Affaire C 126/95

A. Hallouzi-Choho contre Bestuur Van De Sociale Verzekeringsbank

Arrêt du 3 octobre 1996

Accord de coopération CEE-Maroc, article 41 § 1 - Principe de non discrimination en matière de sécurité sociale - Effet direct - Epouse d'un travailleur migrant marocain - Modalités particulières d'application de la législation néerlandaise

"L'article 41, paragraphe 1, de l'accord de coopération entre la Communauté économique européenne et le royaume du Maroc, signé à Rabat le 27 avril 1976 et approuvé au nom de la Communauté par le règlement (CEE) n° 2211/78 du Conseil, du 26 septembre 1978, doit être interprété en ce sens qu'il s'oppose à-ce qu'un État membre refuse, au motif que l'intéressée est de nationalité marocaine, d'accorder des prestations qui, tels les avantages transitoires établis par l'AOW, sont prévues par sa législation en faveur des nationaux qui satisfont à certaines conditions de résidence dans cet État à l'épouse d'un travailleur marocain qui remplit ces conditions de résidence. "
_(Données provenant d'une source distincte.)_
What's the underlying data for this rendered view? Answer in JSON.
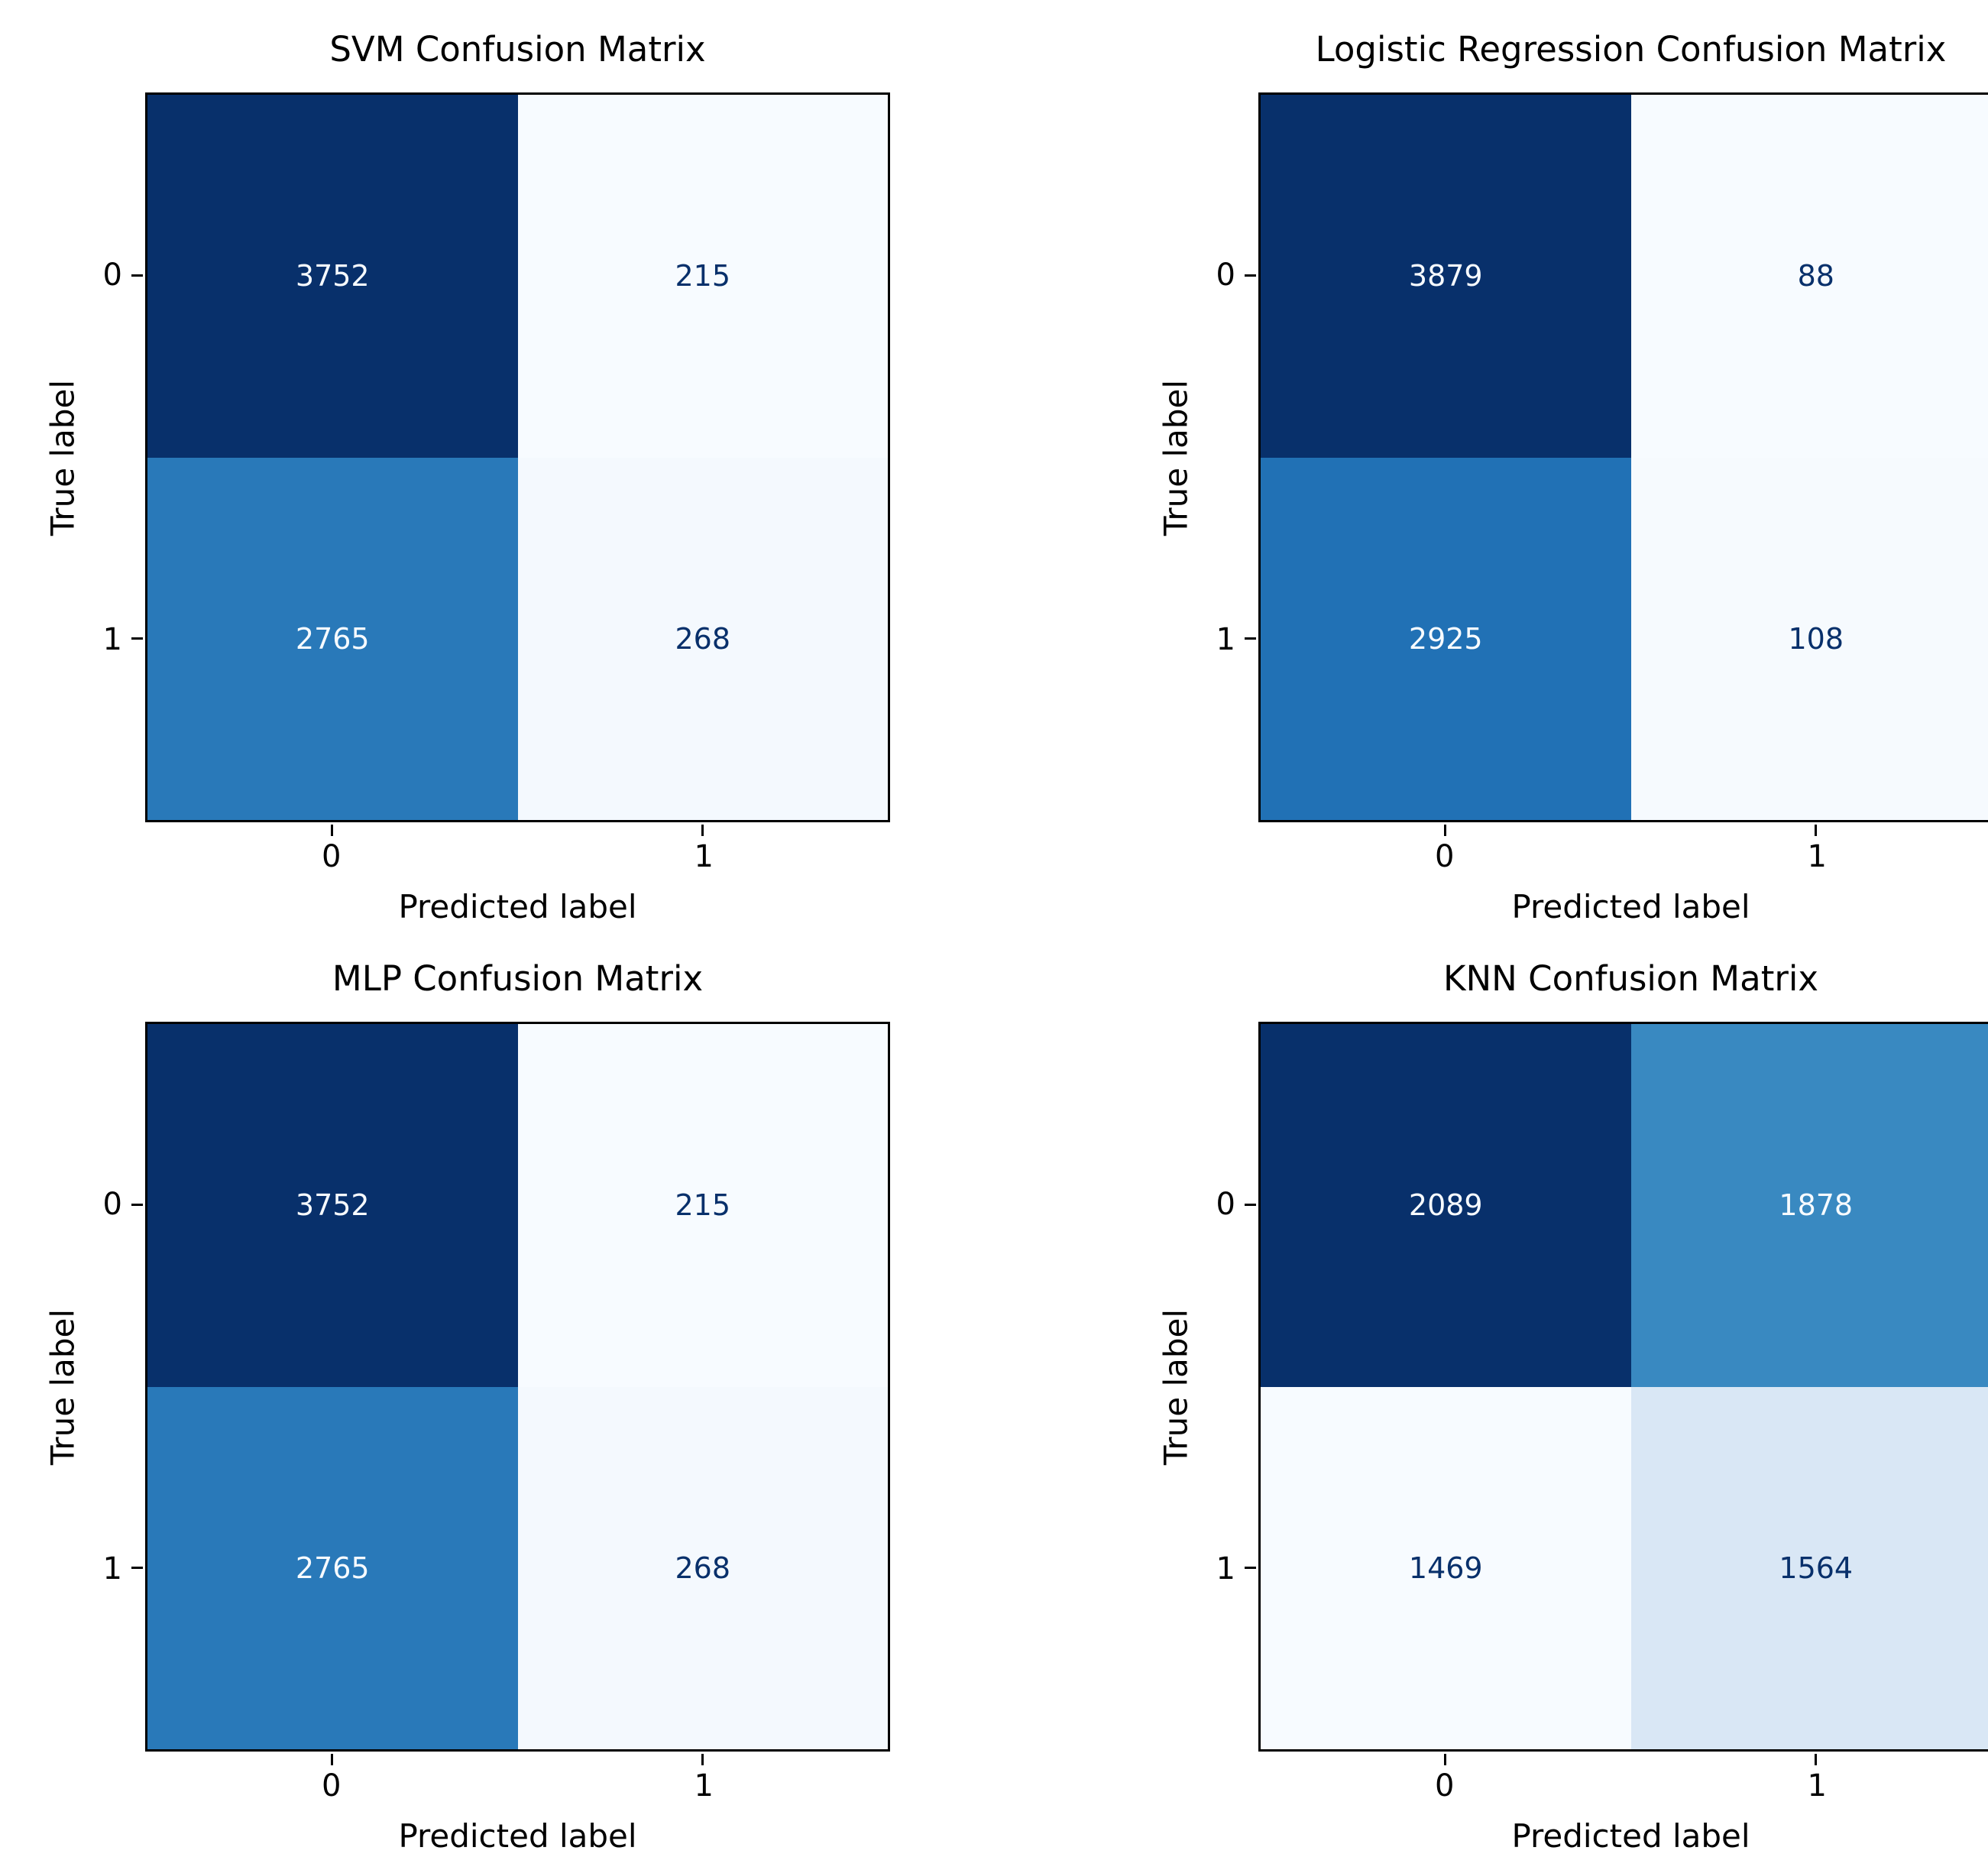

Madame Hallouzi-Choho, ressortissante marocaine, conjointe d'un travailleur marocain retraité, réside aux Pays-Bas avec son époux. L'intéressée elle-même n'a jamais exercé d'activité professionnelle dans la Communauté. A l'âge de 65 ans, le 1er juillet 1991, Madame Hallouzi-Choho a obtenu une pension de vieillesse du régime néerlandais calculée sur la base de ses années de résidence aux Pays-Bas, avec un taux de réduction de 78 %. Toutefois, pour le calcul de la pension, la SVB (Social Verzekerinsbank ) n'a pas appliqué les dispositions transitoires de la législation néerlandaise au motif que la requérante n'était pas de nationalité néerlandaise.
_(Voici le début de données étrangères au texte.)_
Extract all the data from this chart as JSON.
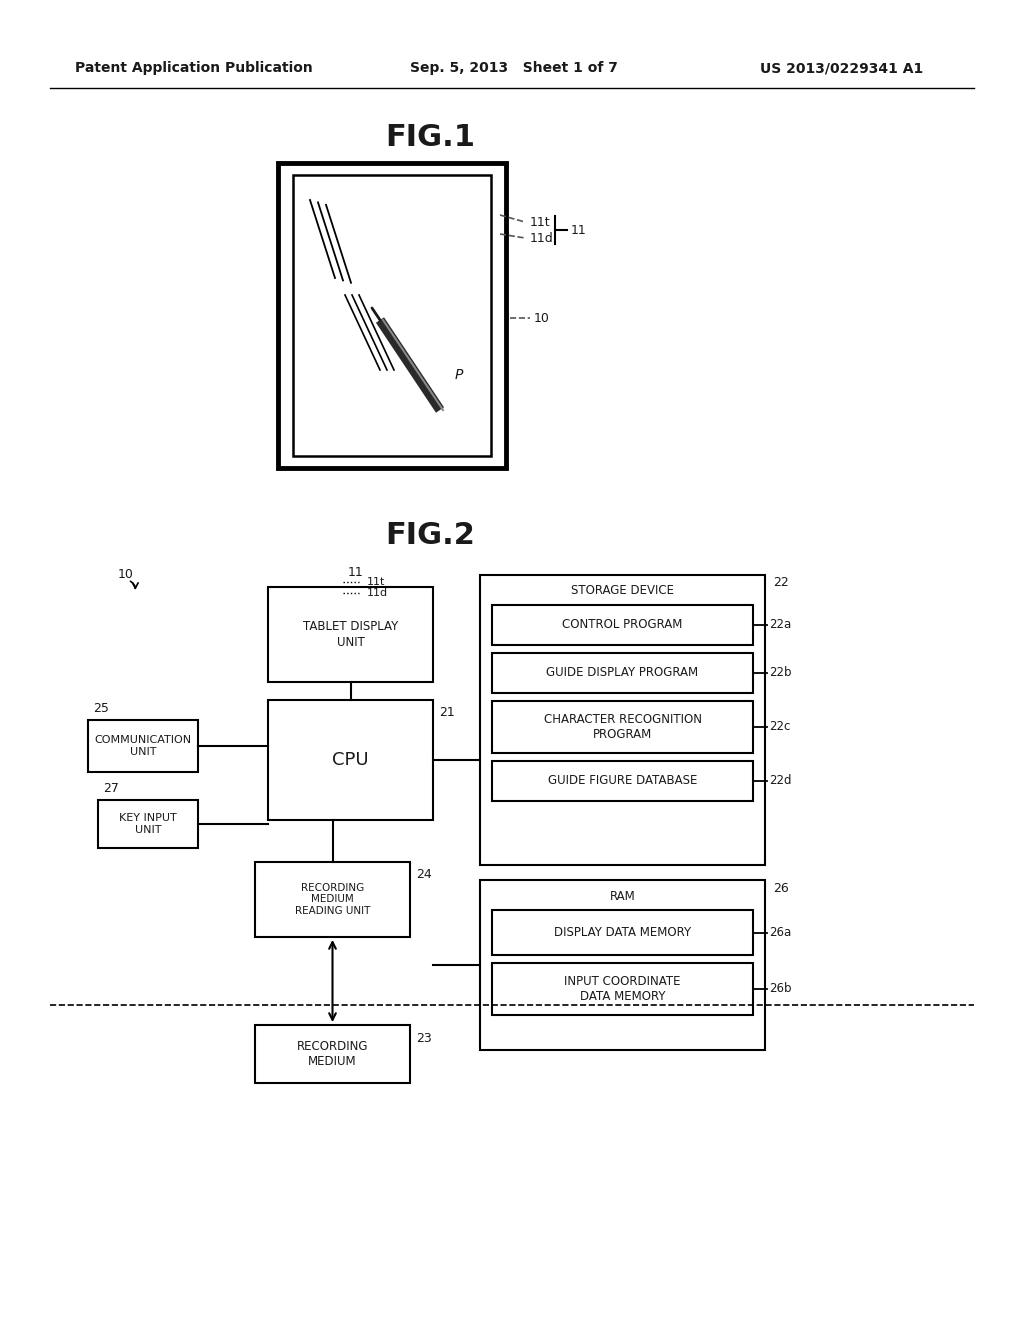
{
  "bg_color": "#ffffff",
  "header_left": "Patent Application Publication",
  "header_mid": "Sep. 5, 2013   Sheet 1 of 7",
  "header_right": "US 2013/0229341 A1",
  "fig1_title": "FIG.1",
  "fig2_title": "FIG.2",
  "box_tablet": "TABLET DISPLAY\nUNIT",
  "box_cpu": "CPU",
  "box_storage": "STORAGE DEVICE",
  "box_control": "CONTROL PROGRAM",
  "box_guide_display": "GUIDE DISPLAY PROGRAM",
  "box_char_recog": "CHARACTER RECOGNITION\nPROGRAM",
  "box_guide_fig": "GUIDE FIGURE DATABASE",
  "box_ram": "RAM",
  "box_display_mem": "DISPLAY DATA MEMORY",
  "box_input_coord": "INPUT COORDINATE\nDATA MEMORY",
  "box_comm": "COMMUNICATION\nUNIT",
  "box_key": "KEY INPUT\nUNIT",
  "box_record_read": "RECORDING\nMEDIUM\nREADING UNIT",
  "box_record_med": "RECORDING\nMEDIUM",
  "line_color": "#000000",
  "text_color": "#1a1a1a"
}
Il convient de préciser que lors de l'introduction de l'AOW (Algemene Ouderdomswet) en 1957, le régime transitoire mis en place a permis d'assimiler à des périodes d'assurance les périodes accomplies entre le quinzième anniversaire du requérant et le 1er janvier 1957, à condition que l'intéressé ait résidé aux Pays-Bas entre son cinquante-cinquième et son soixante-cinquième anniversaire, qu'il continue à y résider après son soixante-cinquième anniversaire, et qu'il soit de nationalité néerlandaise. Cette condition de nationalité n'est pas applicable aux ressortissants de l'Espace Economique Européen, ainsi qu'aux ressortissants des pays avec lesquels les Pays-Bas ont signé une convention prévoyant un régime d'assimilation aux ressortissants néerlandais.

Devant le refus de la SVB, Madame Hallouzi-Choho a formulé un recours devant les juridictions néerlandaises qui ont demandé à la Cour de Justice des Communautés Européennes si l'article 41 § 1 de l'accord de coopération CEE-Maroc permettait d'octroyer à un membre de la famille d'un travailleur marocain le bénéfice des dispositions transitoires de la législation néerlandaise en matière d'assurance vieillesse.

La Cour de Justice des Communautés Européennes rappelle tout d'abord l'effet direct de l'article 41 § 1 qui interdit toute discrimination des travailleurs marocains et les membres de leur famille résidant avec eux, en raison de leur nationalité. S'agissant de la portée de ce principe de non-discrimination, elle indique que cet article ne s'applique pas uniquement au travailleur, mais également aux membres de sa famille qui résident avec lui.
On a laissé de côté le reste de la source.